Странники
Филька ответил. Девчонка посмотрела на него и сказала:
— Я в монастырь уйду. Вон с тем мальчиком… Вон-вон-вон, который погост делает с могилкой. Он с чужими не говорит, он с тобой не станет говорить, он со мной только говорит. «Вот пойдем, говорит, Лизка, в монастырь…» Это я — Лизка-то. «Пойдем, говорит, Лизка, в монастырь: я в монахи, а ты в монашенки…» Его Петькой звать, Петушком. А я курочка. Он хороший. Он мой братишка.
Девчонка с косичкой говорила торопливо, задыхаясь и утирая рукой набегавшие на губы слюни. Лицо у нее ласковое, приятное, детски нежное, но в голубых глазах отблески большой человеческой печали.
Филька заметил это.
— Ты не тоскуй, не думай ни о чем. Живи, — сказал он.
— Я не думаю. Нас завтра в детский дом уведут. Дизинтёр такой есть под баржей, парень. Ну, так он. Он мне конфетку другой раз дает. Он с понятием. Жалеет меня. Другой раз сказки сказывает.

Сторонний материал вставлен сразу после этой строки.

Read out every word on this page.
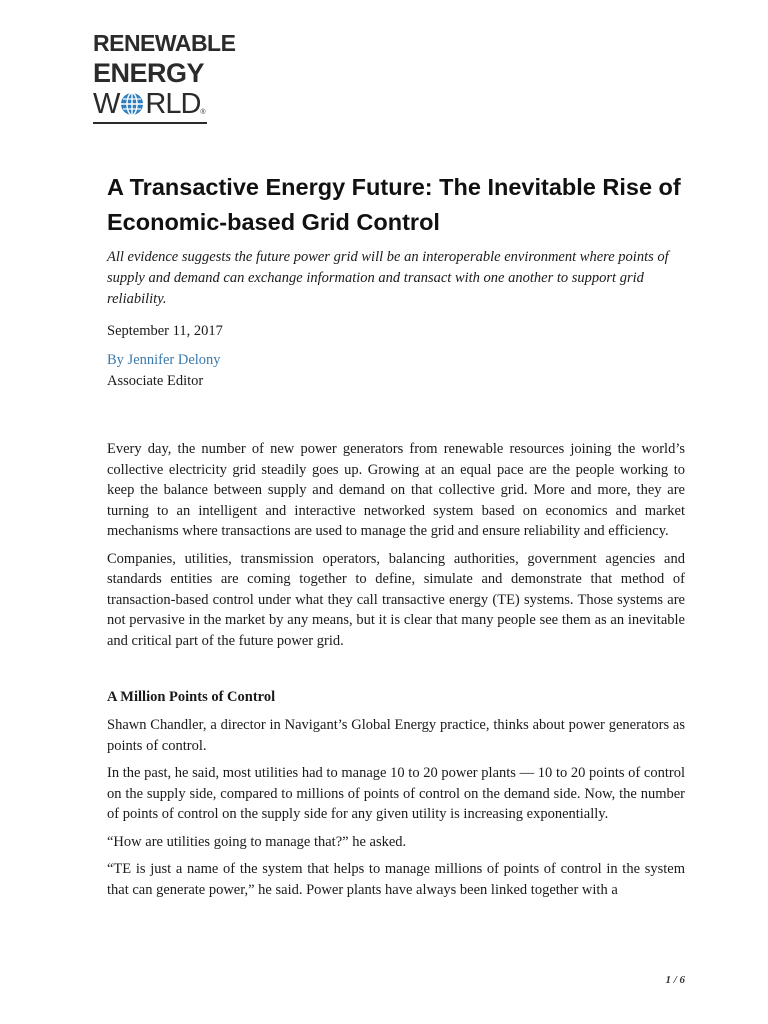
RENEWABLE
ENERGY
W RLD ®
A Transactive Energy Future: The Inevitable Rise of Economic-based Grid Control

All evidence suggests the future power grid will be an interoperable environment where points of supply and demand can exchange information and transact with one another to support grid reliability.

September 11, 2017
By Jennifer Delony
Associate Editor

Every day, the number of new power generators from renewable resources joining the world’s collective electricity grid steadily goes up. Growing at an equal pace are the people working to keep the balance between supply and demand on that collective grid. More and more, they are turning to an intelligent and interactive networked system based on economics and market mechanisms where transactions are used to manage the grid and ensure reliability and efficiency.

Companies, utilities, transmission operators, balancing authorities, government agencies and standards entities are coming together to define, simulate and demonstrate that method of transaction-based control under what they call transactive energy (TE) systems. Those systems are not pervasive in the market by any means, but it is clear that many people see them as an inevitable and critical part of the future power grid.

A Million Points of Control

Shawn Chandler, a director in Navigant’s Global Energy practice, thinks about power generators as points of control.

In the past, he said, most utilities had to manage 10 to 20 power plants — 10 to 20 points of control on the supply side, compared to millions of points of control on the demand side. Now, the number of points of control on the supply side for any given utility is increasing exponentially.

“How are utilities going to manage that?” he asked.

“TE is just a name of the system that helps to manage millions of points of control in the system that can generate power,” he said. Power plants have always been linked together with a

1 / 6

Филька почувствовал, что с сердца девочки, как с колдовского клубка, разматывается нить недавних переживаний его собственного детства и незаметно тянется к Филькиному сердцу. Девочка вздохнула. Вздохнул и Филька. Девочка вложила в рот палец и задумчиво поглядела вдаль. А там, вдали, плывут воспоминания, встают сбивчивым видением погибшие родные и знакомый лес, и поля, и нивы, наполненные пеньем птиц. Девочка вдруг улыбнулась и, указав Фильке на вторкнутые в песок веточки, сказала:
— Это вот лес… Наш лес, петуховский. А это вот дятел сидит на дереве. Я его из тряпочки сделала. Он живой. Вот я будто бы гуляю по лесам, по полям, с дятлом разговариваю. Он самый живой. Тогда мне хорошо: не тоскую, не плачу. А вот в ту ночь плачила, шибко плачила. Скушна-а-а.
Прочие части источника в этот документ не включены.